On 13/2/2025 21:42, Robert Haas wrote:
On Thu, Feb 13, 2025 at 4:05 AM Ilia Evdokimov
<ilya.evdoki...@tantorlabs.com> wrote:
1. Documentation
(v9-0001-Clarify-display-of-rows-as-decimal-fractions-DOC.patch)
One thing that bothers me is that the documentation explains how to compute
total time, but it does not clarify how to compute total rows. Maybe this was
obvious to others before, but now that we are displaying rows as a fraction, we
should explicitly document how to interpret it alongside total time.
I believe it would be helpful to show a non-integer rows value in an example query.

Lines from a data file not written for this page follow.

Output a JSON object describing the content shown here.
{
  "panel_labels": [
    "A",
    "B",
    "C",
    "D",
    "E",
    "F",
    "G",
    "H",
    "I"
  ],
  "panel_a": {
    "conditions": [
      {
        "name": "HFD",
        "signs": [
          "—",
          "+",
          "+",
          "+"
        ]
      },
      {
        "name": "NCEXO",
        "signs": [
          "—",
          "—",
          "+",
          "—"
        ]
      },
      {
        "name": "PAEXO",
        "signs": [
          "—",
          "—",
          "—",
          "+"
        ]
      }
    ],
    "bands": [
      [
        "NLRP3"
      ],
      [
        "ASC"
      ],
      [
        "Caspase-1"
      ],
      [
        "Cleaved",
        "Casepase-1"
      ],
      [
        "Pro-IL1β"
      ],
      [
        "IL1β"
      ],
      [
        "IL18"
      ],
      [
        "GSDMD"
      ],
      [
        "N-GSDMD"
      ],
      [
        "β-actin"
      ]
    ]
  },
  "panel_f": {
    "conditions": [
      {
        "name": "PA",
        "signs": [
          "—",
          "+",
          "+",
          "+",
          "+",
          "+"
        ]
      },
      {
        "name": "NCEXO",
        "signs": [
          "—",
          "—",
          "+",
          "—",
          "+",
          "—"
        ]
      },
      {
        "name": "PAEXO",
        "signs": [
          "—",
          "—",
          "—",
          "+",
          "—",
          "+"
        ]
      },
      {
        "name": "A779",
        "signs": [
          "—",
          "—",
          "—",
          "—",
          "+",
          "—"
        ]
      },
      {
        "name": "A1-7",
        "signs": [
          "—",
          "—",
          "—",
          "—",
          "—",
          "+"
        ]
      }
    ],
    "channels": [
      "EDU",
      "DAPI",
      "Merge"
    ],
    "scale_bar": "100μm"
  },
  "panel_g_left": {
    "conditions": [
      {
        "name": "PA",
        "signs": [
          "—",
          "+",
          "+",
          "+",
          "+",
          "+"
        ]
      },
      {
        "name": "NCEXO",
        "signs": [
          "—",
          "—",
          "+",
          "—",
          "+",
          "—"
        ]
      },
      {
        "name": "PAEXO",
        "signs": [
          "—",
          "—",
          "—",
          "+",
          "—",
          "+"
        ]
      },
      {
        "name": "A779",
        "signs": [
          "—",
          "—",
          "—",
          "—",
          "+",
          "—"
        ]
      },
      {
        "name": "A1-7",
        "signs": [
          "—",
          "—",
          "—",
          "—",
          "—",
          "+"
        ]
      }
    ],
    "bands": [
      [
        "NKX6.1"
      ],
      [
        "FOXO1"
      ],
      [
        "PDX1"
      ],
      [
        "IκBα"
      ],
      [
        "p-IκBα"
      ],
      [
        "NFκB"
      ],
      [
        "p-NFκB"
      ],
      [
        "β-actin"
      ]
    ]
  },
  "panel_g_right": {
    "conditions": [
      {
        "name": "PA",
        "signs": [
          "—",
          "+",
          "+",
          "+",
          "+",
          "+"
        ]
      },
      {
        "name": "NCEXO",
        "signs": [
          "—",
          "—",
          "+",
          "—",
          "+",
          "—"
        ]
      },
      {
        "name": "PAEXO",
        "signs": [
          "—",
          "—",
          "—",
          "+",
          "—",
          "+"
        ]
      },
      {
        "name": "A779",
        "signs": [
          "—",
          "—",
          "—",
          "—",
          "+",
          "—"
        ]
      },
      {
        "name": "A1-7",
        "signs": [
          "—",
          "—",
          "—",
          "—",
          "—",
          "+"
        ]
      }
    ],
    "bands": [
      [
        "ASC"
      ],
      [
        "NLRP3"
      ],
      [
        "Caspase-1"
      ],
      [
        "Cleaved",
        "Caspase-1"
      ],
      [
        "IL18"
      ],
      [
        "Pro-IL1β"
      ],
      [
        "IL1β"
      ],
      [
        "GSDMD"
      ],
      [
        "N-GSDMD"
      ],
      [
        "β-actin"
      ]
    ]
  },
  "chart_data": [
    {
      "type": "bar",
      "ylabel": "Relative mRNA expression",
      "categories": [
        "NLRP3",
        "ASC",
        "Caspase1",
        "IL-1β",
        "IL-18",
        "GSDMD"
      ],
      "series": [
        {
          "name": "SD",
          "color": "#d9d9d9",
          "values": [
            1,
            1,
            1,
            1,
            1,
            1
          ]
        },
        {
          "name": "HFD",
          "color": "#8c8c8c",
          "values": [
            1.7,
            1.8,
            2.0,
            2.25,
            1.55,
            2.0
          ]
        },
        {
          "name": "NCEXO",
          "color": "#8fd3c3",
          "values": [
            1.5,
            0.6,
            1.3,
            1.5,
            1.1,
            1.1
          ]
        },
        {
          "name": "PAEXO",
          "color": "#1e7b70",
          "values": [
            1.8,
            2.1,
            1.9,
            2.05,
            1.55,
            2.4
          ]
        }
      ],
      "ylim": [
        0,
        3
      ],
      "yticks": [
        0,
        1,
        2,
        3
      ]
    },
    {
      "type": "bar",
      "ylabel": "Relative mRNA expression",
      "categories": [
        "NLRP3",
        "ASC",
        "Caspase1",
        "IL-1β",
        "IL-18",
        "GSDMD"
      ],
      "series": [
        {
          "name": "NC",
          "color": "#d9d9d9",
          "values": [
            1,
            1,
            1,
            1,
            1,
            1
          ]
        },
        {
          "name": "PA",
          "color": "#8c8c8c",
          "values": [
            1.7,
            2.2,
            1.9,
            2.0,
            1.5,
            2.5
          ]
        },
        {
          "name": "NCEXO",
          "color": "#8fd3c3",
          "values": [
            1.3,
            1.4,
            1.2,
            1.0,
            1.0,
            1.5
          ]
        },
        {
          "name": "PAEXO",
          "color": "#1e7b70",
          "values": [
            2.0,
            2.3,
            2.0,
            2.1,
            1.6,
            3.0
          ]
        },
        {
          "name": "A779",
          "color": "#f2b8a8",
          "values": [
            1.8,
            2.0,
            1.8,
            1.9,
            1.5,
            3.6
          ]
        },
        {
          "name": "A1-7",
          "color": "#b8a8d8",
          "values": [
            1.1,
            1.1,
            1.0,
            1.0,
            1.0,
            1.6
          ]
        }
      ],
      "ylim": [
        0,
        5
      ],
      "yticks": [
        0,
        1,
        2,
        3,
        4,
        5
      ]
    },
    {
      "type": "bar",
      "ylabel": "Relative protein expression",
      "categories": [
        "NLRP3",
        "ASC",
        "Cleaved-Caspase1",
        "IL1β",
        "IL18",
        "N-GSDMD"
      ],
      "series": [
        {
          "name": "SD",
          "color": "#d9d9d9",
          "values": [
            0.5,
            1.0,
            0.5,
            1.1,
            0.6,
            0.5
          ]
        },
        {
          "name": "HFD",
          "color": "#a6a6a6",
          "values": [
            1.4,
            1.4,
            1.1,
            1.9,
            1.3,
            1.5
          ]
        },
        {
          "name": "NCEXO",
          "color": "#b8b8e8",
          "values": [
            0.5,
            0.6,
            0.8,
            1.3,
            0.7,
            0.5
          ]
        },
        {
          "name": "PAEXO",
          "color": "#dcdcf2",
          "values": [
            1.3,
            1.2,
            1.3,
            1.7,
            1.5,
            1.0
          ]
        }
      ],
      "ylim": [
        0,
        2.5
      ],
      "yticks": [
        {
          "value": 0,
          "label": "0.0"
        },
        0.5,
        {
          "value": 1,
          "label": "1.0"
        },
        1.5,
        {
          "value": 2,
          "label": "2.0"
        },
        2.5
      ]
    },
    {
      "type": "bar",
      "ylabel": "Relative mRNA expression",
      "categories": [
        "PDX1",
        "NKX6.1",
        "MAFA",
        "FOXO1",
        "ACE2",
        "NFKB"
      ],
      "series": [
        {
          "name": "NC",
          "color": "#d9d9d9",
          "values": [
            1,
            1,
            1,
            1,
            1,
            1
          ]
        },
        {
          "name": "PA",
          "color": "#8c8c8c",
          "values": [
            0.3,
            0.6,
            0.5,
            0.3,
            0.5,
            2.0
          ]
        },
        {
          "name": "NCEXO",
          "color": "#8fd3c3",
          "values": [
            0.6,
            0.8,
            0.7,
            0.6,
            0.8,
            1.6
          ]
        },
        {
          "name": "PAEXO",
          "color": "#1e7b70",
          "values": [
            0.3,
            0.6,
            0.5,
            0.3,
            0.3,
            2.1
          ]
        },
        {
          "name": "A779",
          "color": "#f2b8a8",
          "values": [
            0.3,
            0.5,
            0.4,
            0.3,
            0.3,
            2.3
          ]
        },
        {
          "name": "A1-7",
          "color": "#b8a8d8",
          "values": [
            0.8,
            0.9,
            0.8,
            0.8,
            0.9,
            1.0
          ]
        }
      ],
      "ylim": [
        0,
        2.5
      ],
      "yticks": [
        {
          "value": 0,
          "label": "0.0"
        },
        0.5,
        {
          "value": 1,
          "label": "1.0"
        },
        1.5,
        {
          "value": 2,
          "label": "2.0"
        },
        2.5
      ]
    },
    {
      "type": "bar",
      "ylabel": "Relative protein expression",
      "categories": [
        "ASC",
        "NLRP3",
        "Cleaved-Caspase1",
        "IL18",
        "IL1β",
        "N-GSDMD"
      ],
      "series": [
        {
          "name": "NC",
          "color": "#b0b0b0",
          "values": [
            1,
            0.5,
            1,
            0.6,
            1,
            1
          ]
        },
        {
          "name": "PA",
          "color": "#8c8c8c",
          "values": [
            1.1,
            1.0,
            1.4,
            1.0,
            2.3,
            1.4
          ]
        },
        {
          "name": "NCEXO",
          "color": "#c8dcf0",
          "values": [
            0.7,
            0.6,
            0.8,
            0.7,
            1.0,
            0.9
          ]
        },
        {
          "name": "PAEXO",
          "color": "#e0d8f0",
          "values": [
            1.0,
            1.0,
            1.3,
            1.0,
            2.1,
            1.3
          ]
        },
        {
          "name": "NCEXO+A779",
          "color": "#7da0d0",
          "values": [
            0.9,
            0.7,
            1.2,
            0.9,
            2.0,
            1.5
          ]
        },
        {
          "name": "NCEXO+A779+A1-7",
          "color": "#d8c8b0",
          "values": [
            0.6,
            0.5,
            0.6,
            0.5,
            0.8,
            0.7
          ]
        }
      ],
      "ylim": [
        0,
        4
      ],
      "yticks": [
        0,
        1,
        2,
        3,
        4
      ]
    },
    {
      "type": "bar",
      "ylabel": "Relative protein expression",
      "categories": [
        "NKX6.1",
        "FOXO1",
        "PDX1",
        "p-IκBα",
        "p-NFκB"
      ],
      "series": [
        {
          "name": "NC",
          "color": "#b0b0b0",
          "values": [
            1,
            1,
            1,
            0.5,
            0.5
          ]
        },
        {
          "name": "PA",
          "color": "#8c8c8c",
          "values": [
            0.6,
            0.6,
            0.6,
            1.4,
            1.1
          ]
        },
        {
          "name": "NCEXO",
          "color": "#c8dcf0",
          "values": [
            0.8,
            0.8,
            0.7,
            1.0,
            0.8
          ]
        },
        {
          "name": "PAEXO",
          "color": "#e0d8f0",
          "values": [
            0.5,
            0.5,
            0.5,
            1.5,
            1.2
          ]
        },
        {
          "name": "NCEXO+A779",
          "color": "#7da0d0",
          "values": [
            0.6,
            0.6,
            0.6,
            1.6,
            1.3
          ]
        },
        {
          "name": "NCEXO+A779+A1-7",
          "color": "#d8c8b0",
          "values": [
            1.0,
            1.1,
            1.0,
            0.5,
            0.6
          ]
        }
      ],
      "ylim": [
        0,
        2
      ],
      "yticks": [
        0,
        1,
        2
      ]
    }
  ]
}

However, to achieve this, we need the index scan results to vary across iterations.
One way to accomplish this is by using the condition t1.unique2 > t2.unique2.
Additionally, I suggest making loops a round number (e.g., 100) for better
readability, which can be achieved using t1.thousand < 10. The final query would
look like this:
EXPLAIN ANALYZE SELECT *
FROM tenk1 t1, tenk2 t2
WHERE t1.thousand < 10 AND t1.unique2 > t2.unique2;
I believe this is an ideal example for the documentation because it not only
demonstrates fractional rows, but also keeps the execution plan nearly
unchanged. While the estimated and actual average row counts become slightly
rounded, I don't see another way to ensure different results for each index
scan.
Anyone else have an opinion on this? I see Ilia's point, but a
non-equality join is probably an atypical case.
For me, it is ok: it demonstrates the feature and may legally happen.
But this patch should be the second one, isn't it?
2. Code and tests (v9-0002-Clarify-display-of-rows-as-decimal-fractions.patch)
I left the code and tests unchanged since we agreed on a fixed format of two
decimal places.
This still has the HAS_DECIMAL() thing to which I objected.
I don't understand why using math.h and the floor() routine is
necessary. I personally prefer x%y!=0 expression.